20. A medical formulation comprising: an RNA molecule comprising: a coding region; and a 5’-UTR located at the 5’ end of the coding region and comprising at least one translational enhancer.

21. The medical formulation of claim 20, further comprising one or more of a buffer, a lubricant, a binder, a flavorant, and a coating.

22. The medical formulation of claim 20, wherein the formulation is delivered to an individual orally, nasally, inhalationally, parentally, intravenously, intraperitoneally, subcutaneously, intramuscularly, intradermally, topically, rectally, intracerebrally, intraventricularly, intracerebroventricularly, intrathecally, intracisternally, intraspinally, perispinally, intraocularly, or intravitreally.

23. The medical formulation of claim 20, wherein the 5’-UTR further comprises a spacer located between the translational enhancer and the coding region.

24. The construct of claim 23, wherein the spacer is approximately 100-150 nt in length.

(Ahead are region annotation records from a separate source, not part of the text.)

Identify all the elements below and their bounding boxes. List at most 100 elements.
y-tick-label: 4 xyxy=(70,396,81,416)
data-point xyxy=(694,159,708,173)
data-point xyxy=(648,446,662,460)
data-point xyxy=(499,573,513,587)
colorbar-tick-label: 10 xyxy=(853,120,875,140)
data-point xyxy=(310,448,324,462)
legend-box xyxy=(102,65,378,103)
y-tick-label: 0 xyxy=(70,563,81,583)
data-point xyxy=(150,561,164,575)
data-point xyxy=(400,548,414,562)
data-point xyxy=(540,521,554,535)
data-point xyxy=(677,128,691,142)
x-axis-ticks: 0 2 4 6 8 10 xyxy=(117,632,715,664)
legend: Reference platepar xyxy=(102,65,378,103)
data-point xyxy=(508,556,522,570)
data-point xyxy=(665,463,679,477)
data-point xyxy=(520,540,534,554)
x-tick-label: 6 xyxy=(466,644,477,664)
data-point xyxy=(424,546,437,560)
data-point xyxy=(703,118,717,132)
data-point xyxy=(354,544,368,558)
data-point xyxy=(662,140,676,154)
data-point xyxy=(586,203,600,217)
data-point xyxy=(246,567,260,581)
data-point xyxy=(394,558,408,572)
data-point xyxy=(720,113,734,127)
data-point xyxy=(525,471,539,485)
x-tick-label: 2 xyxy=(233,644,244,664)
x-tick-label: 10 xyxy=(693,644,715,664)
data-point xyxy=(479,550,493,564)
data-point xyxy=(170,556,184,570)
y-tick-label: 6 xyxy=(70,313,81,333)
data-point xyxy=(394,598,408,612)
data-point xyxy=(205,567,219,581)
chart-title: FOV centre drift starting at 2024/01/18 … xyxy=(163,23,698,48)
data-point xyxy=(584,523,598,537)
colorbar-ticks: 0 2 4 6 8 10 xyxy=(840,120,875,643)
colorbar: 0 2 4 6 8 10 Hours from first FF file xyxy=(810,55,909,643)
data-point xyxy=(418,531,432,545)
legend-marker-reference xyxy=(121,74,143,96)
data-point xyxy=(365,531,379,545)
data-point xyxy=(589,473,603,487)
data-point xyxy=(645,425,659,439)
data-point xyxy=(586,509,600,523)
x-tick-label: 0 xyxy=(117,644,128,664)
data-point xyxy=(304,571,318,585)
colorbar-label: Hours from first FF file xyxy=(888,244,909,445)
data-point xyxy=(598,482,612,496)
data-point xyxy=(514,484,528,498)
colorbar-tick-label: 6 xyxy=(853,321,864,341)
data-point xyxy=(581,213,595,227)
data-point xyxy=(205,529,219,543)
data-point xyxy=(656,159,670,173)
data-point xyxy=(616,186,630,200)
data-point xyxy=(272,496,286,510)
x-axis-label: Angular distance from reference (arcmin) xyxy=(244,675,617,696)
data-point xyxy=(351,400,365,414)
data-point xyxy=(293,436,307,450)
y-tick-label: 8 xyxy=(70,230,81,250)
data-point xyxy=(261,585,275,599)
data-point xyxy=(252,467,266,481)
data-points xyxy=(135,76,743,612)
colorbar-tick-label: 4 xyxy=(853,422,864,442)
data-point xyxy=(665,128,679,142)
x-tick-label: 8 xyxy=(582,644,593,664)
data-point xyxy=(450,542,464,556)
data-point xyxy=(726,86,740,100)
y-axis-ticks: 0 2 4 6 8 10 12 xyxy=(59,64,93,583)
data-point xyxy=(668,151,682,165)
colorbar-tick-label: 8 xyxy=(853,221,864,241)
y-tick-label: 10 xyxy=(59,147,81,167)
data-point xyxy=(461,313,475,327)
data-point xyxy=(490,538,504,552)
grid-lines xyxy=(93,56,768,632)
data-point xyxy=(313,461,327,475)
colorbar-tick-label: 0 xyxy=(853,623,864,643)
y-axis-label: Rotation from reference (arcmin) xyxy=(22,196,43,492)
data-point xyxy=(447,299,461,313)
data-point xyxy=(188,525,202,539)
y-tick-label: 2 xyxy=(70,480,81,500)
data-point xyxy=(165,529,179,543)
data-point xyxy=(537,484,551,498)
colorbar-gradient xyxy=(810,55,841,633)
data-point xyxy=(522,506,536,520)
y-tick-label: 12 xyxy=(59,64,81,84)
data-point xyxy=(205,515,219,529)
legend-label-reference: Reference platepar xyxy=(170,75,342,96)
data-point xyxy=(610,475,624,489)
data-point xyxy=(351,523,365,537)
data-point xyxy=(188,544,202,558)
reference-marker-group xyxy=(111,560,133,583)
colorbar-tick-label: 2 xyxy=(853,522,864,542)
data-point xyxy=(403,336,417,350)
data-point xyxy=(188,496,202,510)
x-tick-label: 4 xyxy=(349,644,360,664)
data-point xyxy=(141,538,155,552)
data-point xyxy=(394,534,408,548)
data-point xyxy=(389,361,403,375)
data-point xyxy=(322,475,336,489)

25. The construct of claim 23, wherein the spacer is selected from the group consisting of: a Hoxa9 native spacer (SEQ ID NO: 15), an actin 5’-UTR (SEQ ID NO: 16), and an inverted actin 5’-UTR (SEQ ID NO: 17).

26. The construct of claim 20, wherein the translational enhancer is a Hoxa9 IRES-like element.

27. The construct of claim 20, wherein the translational enhancer is a stem-loop structure isolated from a Hox gene.

28. The construct of claim 20, wherein the translational enhancer is SEQ ID NO: 1 or a sequence variant thereof.

29. The construct of claim 20, wherein the translational enhancer is selected from SEQ ID NOs: 2-14.

30. The construct of claim 20, wherein the translational enhancer possesses at least 75% sequence identity to SEQ ID NO: 1.